Regulators in Europe and the US have raised concerns about Microsoft’s influence over OpenAI, putting pressure on one of the world’s most valuable companies to show it’s keeping its distance. Microsoft has integrated OpenAI’s services into its Windows and Copilot AI platforms and, like other major US tech companies, is leaning on new technology to help drive growth.

“We have seen significant progress from the newly formed board over the past eight months, and we are confident in the direction the company is headed,” Microsoft wrote in the memo. “We no longer believe our limited observer role is necessary.”

Microsoft faces broader scrutiny over perceived dominance in artificial intelligence. The United States has launched separate investigations into Microsoft’s alleged dominance in the fast-growing field and whether the company properly notified antitrust agencies about its deal with OpenAI rival Inflection AI, according to people familiar with the matter.

European regulators have also said they will probe Microsoft’s rivals over OpenAI’s exclusive use of its technology, while the UK’s competition watchdog is considering opening a deeper investigation into the tie-up.

Microsoft is not being singled out for criticism. The U.K. is also investigating Amazon.com Inc.’s $4 billion partnership with AI company Anthropic, raising concerns that big tech companies are using partnerships to “protect themselves from competition.” The U.S. is investigating Nvidia Corp.’s dominance of AI chips.

The Financial Times previously reported Microsoft’s withdrawal.

The largest U.S. technology companies, including Microsoft, as well as Nvidia, Alphabet Inc. and Amazon.com, have invested tens of billions of dollars in AI businesses. While those investments and partnerships have been a lifeline for startups, regulators have raised concerns that they risk concentrating access to the most innovative large language models among tech companies that already dominate other platforms.

Tech giants are also striking non-monetary deals. They include Apple’s partnership with OpenAI to bring ChatGPT to the iPhone and Microsoft’s decision earlier this year to hire Inflection AI’s Mustafa Suleyman and most of his staff from rival OpenAI.

Microsoft took a nonvoting observer position on OpenAI’s board last year, weeks after the startup’s directors fired CEO Sam Altman in a dramatic coup over the company’s direction. Altman was quickly reinstated after an employee backlash, and the board was rebuilt.
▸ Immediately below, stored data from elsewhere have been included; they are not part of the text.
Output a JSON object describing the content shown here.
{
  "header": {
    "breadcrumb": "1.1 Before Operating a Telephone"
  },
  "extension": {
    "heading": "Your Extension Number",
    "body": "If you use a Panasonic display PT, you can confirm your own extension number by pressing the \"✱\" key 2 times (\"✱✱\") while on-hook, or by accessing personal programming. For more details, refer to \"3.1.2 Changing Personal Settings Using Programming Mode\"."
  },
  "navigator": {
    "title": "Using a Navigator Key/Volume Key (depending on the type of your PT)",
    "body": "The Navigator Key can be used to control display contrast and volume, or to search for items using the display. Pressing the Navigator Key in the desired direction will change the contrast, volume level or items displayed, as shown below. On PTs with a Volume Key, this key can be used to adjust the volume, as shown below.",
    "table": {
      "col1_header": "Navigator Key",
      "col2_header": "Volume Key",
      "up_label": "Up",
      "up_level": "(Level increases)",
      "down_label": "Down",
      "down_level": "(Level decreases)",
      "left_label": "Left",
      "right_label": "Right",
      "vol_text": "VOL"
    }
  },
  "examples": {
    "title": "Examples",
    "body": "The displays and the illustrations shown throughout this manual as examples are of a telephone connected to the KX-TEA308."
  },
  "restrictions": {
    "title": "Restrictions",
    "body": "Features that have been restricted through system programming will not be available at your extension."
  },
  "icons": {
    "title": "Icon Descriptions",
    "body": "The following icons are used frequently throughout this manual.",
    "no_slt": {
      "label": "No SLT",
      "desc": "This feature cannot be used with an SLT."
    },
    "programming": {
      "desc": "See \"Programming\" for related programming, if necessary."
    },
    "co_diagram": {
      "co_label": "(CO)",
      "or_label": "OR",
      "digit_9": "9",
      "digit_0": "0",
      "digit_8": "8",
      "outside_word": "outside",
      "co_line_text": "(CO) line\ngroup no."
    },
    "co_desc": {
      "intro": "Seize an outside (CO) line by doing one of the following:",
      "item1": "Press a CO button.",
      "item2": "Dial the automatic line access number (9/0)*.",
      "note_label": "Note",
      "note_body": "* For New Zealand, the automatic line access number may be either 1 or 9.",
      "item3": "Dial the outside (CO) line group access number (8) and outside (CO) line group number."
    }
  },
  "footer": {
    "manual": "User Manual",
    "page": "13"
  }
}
“We are grateful to Microsoft for expressing their confidence in their management and the direction of the company, and we look forward to continuing our successful partnership,” OpenAI said in a statement to Bloomberg News, without directly commenting on Apple or Microsoft’s decisions.

OpenAI said it will hold regular stakeholder meetings with partners and investors, including Thrive Capital and Khosla Ventures, in the future “to share progress toward our mission and ensure closer collaboration on security.”

OpenAI started in 2015 as a nonprofit research organization but later changed its structure to become a for-profit startup that seeks investment and commercial partnerships.